One learns very quickly on his entrance into Orthodoxy that the Orthodox use of “symbol” and popular culture’s use of “symbol” are two completely different things. The Orthodox still use the word in the classic sense, that is as something that contains the essence of what it portrays as opposed to merely serving as a sign of something else with no inherent or essential connection to that which it stands for (such as a mathematical symbol).

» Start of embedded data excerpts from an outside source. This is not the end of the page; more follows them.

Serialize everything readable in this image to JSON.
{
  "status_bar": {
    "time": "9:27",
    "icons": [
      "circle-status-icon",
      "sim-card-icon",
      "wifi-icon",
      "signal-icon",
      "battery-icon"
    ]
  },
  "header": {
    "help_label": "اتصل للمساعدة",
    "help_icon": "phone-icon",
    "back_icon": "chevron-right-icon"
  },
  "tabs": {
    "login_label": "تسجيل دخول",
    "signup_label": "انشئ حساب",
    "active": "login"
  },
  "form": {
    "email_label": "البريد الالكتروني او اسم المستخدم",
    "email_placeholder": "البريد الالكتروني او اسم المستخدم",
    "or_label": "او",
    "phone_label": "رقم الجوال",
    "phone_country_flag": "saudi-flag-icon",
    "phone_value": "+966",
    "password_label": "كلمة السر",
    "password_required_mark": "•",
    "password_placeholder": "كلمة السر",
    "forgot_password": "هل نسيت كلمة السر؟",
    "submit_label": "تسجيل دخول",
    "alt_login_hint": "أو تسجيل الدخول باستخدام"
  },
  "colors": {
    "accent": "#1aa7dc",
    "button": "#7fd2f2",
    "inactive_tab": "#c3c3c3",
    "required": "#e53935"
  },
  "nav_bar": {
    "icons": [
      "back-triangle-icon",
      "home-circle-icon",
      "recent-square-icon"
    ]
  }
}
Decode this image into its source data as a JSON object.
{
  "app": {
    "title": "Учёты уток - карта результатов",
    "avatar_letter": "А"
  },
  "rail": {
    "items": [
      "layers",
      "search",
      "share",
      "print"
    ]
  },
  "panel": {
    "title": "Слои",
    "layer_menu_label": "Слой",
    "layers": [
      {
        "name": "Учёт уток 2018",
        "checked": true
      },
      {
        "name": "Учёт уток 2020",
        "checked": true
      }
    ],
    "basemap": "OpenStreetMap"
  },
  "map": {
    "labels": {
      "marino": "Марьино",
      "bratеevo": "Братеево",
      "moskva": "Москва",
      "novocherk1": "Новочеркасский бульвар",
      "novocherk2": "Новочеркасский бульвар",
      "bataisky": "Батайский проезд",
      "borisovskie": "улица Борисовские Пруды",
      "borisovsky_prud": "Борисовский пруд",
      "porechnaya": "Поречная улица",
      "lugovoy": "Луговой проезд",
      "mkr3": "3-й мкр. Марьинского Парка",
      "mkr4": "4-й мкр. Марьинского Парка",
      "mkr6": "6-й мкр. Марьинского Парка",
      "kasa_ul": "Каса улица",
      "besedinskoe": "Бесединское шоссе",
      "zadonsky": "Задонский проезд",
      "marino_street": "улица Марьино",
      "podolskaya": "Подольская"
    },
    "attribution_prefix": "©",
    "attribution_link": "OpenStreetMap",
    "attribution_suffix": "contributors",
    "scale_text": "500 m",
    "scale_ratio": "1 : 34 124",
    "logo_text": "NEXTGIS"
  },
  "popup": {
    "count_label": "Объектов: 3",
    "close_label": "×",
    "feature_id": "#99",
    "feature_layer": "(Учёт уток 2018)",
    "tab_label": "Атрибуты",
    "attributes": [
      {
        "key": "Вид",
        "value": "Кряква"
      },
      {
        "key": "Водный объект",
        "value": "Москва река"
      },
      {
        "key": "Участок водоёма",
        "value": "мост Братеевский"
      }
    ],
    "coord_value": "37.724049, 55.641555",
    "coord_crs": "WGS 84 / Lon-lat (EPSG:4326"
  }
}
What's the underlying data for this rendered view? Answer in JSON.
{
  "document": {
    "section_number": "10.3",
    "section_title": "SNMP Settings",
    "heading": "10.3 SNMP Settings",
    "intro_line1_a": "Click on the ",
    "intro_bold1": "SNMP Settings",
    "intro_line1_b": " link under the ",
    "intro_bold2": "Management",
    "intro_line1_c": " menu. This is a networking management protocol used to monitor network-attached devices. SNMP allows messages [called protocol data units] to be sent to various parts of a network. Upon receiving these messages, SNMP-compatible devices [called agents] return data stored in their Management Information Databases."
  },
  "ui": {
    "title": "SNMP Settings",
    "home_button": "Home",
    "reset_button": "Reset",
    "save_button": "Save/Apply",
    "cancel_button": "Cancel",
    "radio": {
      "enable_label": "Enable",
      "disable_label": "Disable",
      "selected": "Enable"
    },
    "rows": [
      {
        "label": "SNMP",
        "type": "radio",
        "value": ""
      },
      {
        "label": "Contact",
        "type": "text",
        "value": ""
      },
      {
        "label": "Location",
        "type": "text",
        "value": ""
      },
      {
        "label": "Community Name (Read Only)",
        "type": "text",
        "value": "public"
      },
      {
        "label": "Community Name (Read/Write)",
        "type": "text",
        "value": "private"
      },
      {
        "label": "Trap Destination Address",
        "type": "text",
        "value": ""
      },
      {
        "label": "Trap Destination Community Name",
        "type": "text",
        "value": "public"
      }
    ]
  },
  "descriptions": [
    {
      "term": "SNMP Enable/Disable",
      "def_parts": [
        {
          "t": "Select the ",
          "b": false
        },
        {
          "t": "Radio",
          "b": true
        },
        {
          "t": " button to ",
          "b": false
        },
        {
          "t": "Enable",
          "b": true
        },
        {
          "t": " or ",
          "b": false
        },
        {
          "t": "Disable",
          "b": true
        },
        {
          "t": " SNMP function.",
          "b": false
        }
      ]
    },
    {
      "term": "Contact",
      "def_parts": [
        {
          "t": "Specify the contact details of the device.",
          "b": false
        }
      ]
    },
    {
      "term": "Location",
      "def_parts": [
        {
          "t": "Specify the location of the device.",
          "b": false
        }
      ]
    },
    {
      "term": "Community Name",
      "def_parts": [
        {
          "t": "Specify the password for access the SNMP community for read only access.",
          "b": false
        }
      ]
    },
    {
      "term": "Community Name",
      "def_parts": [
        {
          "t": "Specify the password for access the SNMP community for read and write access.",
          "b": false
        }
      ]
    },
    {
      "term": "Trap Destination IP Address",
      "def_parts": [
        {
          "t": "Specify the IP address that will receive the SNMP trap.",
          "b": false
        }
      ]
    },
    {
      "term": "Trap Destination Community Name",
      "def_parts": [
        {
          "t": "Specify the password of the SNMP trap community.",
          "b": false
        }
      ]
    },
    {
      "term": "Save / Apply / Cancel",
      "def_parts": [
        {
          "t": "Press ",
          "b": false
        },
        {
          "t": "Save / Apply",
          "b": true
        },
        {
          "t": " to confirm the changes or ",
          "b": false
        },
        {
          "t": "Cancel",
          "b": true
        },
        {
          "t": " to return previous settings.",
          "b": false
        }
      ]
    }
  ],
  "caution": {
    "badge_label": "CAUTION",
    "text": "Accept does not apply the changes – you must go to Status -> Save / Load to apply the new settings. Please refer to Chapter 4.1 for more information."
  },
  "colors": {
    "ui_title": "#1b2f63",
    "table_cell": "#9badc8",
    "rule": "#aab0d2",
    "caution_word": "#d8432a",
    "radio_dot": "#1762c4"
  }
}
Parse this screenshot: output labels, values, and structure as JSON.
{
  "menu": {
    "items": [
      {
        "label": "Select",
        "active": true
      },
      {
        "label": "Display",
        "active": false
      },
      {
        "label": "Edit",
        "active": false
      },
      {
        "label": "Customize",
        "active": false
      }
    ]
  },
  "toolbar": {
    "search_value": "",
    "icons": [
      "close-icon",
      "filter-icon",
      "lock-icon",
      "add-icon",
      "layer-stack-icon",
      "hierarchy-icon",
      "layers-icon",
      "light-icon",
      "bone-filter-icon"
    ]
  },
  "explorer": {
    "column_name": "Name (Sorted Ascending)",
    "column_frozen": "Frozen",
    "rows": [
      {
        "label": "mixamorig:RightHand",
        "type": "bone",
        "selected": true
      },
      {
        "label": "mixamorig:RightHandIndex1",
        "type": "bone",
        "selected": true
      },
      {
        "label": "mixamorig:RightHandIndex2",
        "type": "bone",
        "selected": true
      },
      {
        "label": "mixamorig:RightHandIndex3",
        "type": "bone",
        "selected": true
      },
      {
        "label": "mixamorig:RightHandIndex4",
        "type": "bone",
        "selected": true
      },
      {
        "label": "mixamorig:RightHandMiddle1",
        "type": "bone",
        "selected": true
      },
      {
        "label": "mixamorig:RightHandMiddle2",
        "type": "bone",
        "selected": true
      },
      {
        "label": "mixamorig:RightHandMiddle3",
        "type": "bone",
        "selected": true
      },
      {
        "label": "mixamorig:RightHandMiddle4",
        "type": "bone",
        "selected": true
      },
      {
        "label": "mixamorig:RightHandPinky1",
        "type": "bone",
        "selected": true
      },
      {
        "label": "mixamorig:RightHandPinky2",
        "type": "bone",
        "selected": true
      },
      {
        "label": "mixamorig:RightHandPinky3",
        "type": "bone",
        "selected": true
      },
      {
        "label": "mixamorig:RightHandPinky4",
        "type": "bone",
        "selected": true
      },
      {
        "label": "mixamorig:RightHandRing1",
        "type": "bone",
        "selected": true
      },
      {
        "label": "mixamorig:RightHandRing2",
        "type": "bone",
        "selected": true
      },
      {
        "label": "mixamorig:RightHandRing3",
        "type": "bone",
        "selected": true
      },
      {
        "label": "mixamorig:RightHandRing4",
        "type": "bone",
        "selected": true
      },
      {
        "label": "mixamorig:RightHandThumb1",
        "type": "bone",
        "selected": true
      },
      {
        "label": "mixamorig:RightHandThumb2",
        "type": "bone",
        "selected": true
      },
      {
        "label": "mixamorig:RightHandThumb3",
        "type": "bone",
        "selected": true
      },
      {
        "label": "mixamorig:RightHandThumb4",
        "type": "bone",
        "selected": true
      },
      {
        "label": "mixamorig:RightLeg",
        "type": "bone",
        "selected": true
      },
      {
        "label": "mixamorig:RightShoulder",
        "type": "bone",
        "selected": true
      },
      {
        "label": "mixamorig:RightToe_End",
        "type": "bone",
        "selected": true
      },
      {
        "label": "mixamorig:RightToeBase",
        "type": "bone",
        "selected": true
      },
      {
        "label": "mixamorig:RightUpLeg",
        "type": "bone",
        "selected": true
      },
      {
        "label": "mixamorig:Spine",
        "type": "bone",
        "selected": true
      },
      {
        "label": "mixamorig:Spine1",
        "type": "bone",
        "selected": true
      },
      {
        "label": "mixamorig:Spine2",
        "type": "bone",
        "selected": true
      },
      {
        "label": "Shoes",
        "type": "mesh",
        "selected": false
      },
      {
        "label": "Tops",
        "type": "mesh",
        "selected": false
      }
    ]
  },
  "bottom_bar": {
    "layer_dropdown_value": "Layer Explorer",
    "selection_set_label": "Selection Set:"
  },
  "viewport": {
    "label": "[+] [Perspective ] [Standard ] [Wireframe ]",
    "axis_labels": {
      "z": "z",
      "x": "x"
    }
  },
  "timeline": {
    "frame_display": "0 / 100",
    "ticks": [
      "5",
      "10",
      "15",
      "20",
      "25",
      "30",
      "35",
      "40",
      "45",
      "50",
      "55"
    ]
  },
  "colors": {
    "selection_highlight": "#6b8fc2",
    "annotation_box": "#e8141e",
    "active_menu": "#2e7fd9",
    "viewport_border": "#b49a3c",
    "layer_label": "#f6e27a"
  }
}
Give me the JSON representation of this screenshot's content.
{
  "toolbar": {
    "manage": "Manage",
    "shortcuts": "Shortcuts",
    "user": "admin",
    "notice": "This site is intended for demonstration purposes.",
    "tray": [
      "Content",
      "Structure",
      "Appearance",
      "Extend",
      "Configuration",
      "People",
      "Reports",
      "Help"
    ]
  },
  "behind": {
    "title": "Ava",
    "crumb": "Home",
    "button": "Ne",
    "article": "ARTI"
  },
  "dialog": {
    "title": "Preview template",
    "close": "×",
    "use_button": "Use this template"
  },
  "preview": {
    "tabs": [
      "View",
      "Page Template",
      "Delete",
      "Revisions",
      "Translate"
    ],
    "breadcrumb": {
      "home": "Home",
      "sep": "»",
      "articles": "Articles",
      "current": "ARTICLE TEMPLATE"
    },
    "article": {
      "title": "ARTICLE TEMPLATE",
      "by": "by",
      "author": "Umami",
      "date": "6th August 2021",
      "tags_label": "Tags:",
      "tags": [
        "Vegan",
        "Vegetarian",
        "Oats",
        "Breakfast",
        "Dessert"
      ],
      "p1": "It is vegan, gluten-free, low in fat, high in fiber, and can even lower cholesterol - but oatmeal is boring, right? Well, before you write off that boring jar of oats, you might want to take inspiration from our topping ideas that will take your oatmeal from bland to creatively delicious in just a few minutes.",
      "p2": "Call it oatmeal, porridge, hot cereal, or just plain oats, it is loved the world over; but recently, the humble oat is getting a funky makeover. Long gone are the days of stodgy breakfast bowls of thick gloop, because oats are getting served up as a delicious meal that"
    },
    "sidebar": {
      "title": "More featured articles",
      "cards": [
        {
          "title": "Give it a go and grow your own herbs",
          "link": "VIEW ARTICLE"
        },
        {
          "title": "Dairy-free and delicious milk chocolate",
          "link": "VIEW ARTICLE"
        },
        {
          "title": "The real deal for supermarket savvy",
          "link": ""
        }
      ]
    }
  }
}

Paul Evdokimov uses the ancient etymology of the term to help draw out its meaning for those of us who still struggle to understand it all. He notes that in Greek both symbol (symbolos) and the devil (diabolos) have the same root word – bolos, which means “throwing.” Dia-bolos means to “throw apart” while sym-bolos means to “throw together.” Thus, “a symbol is a bridge which links two shores: the visible and the invisible, the earthly and the heavenly, the empiric and the ideal. The symbol makes it possible for the two to interpenetrate each other” (p.86).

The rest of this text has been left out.